Марта попыталась образумить разбушевавшуюся гостью, но та не унималась. Предложение пожить несколько дней в гостинице она отвергла наотрез.

—  Я своих птенчиков не брошу, буду вместе с ними в этом разбойничьем гнезде и не дам убийце скрыться, —  твердо заявила она.

Все окружающие воспринимали поначалу выкрики доны Жозефы как временное помешательство. Марта собиралась даже посоветоваться с врачом. Но когда Энрики вызвали к следователю…

На месте преступления была обнаружена мужская перчатка, и следователь хотел проверить, не принадлежит ли она Энрики.

Александр поехал вместе с братом в качестве его адвоката. Перчатка пришлась впору Энрики, сидела как влитая. Но точно так же подошла она и Александру.

—  Я уверен, что перчатка подошла бы и вам, сеньор следователь, если бы вы захотели ее померить, —  любезно сказал Александр.

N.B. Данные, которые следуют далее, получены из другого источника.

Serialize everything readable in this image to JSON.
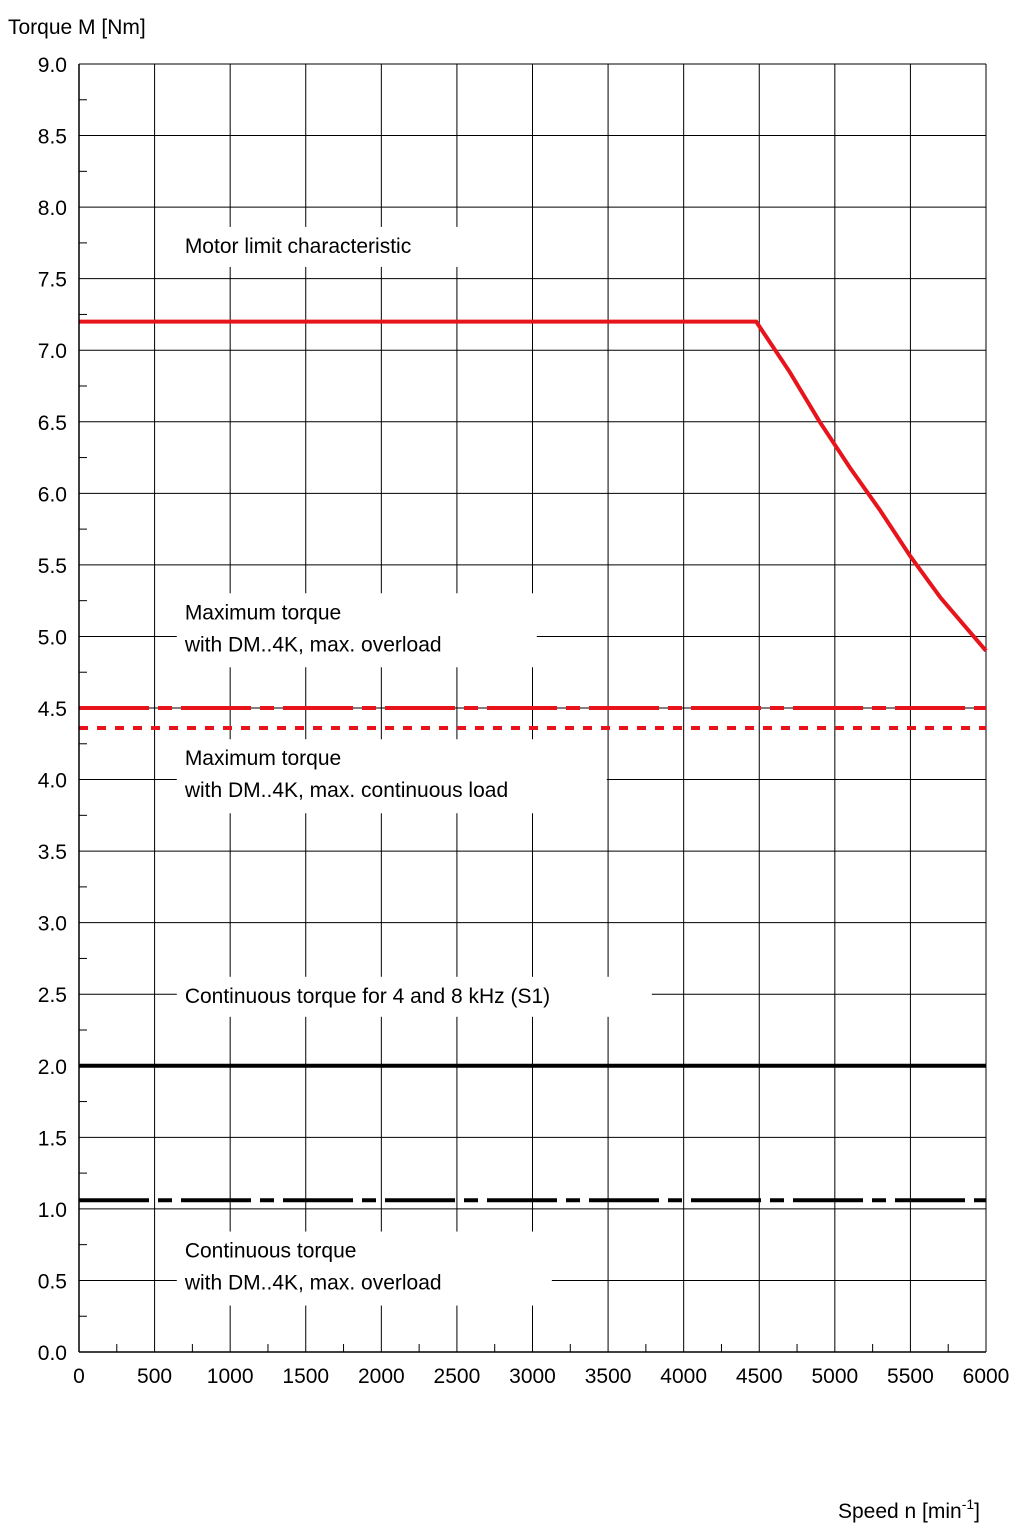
{
  "chart_data": {
    "type": "line",
    "xlabel": "Speed n [min",
    "xlabel_sup": "-1",
    "xlabel_end": "]",
    "ylabel": "Torque M [Nm]",
    "xlim": [
      0,
      6000
    ],
    "ylim": [
      0,
      9.0
    ],
    "grid": true,
    "x_ticks": [
      0,
      500,
      1000,
      1500,
      2000,
      2500,
      3000,
      3500,
      4000,
      4500,
      5000,
      5500,
      6000
    ],
    "x_tick_labels": [
      "0",
      "500",
      "1000",
      "1500",
      "2000",
      "2500",
      "3000",
      "3500",
      "4000",
      "4500",
      "5000",
      "5500",
      "6000"
    ],
    "y_ticks": [
      0,
      0.5,
      1.0,
      1.5,
      2.0,
      2.5,
      3.0,
      3.5,
      4.0,
      4.5,
      5.0,
      5.5,
      6.0,
      6.5,
      7.0,
      7.5,
      8.0,
      8.5,
      9.0
    ],
    "y_tick_labels": [
      "0.0",
      "0.5",
      "1.0",
      "1.5",
      "2.0",
      "2.5",
      "3.0",
      "3.5",
      "4.0",
      "4.5",
      "5.0",
      "5.5",
      "6.0",
      "6.5",
      "7.0",
      "7.5",
      "8.0",
      "8.5",
      "9.0"
    ],
    "series": [
      {
        "color": "#e8141b",
        "style": "solid",
        "x": [
          0,
          4480,
          4700,
          4900,
          5100,
          5300,
          5500,
          5700,
          6000
        ],
        "y": [
          7.2,
          7.2,
          6.85,
          6.5,
          6.18,
          5.88,
          5.56,
          5.27,
          4.9
        ]
      },
      {
        "color": "#e8141b",
        "style": "dash-dot",
        "x": [
          0,
          6000
        ],
        "y": [
          4.5,
          4.5
        ]
      },
      {
        "color": "#e8141b",
        "style": "dotted",
        "x": [
          0,
          6000
        ],
        "y": [
          4.36,
          4.36
        ]
      },
      {
        "color": "#000000",
        "style": "solid",
        "x": [
          0,
          6000
        ],
        "y": [
          2.0,
          2.0
        ]
      },
      {
        "color": "#000000",
        "style": "dash-dot",
        "x": [
          0,
          6000
        ],
        "y": [
          1.06,
          1.06
        ]
      }
    ],
    "annotations": [
      {
        "lines": [
          "Motor limit characteristic"
        ]
      },
      {
        "lines": [
          "Maximum torque",
          "with DM..4K, max. overload"
        ]
      },
      {
        "lines": [
          "Maximum torque",
          "with DM..4K, max. continuous load"
        ]
      },
      {
        "lines": [
          "Continuous torque for 4 and 8 kHz (S1)"
        ]
      },
      {
        "lines": [
          "Continuous torque",
          "with DM..4K, max. overload"
        ]
      }
    ]
  }
}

Одним словом, после этого вызова семья Толедо поняла, что над ними нависла серьезная опасность. Энрики занервничал. Он пожелал проверить, где находятся его перчатки, и с большим изумлением обнаружил в своем шкафу только одну перчатку. Потом он вспомнил и о револьвере, который купил после того, как в дом ворвались бандиты.

Револьвера на полке не было. Энрики занервничал еще больше. Да и кто бы не занервничал на его месте?

—  Ничего не предпринимай без моего ведома, —  убеждал его Александр. – Ты ни в чем не виноват, значит, все выяснится.

—  У меня нет алиби! Вилма вызвала меня, и я как дурак помчался на встречу. В час, когда произошло убийство, меня не было дома. Может, и ты меня подозреваешь? Скажи уж мне прямо.

Энрики впился взглядом в глаза Александра.

—  Прошу тебя, успокойся, —  попросил Александр. – Принимай транквилизаторы, в конце концов! Дело обстоит очень серьезно, поэтому ты тем более должен держать себя в руках.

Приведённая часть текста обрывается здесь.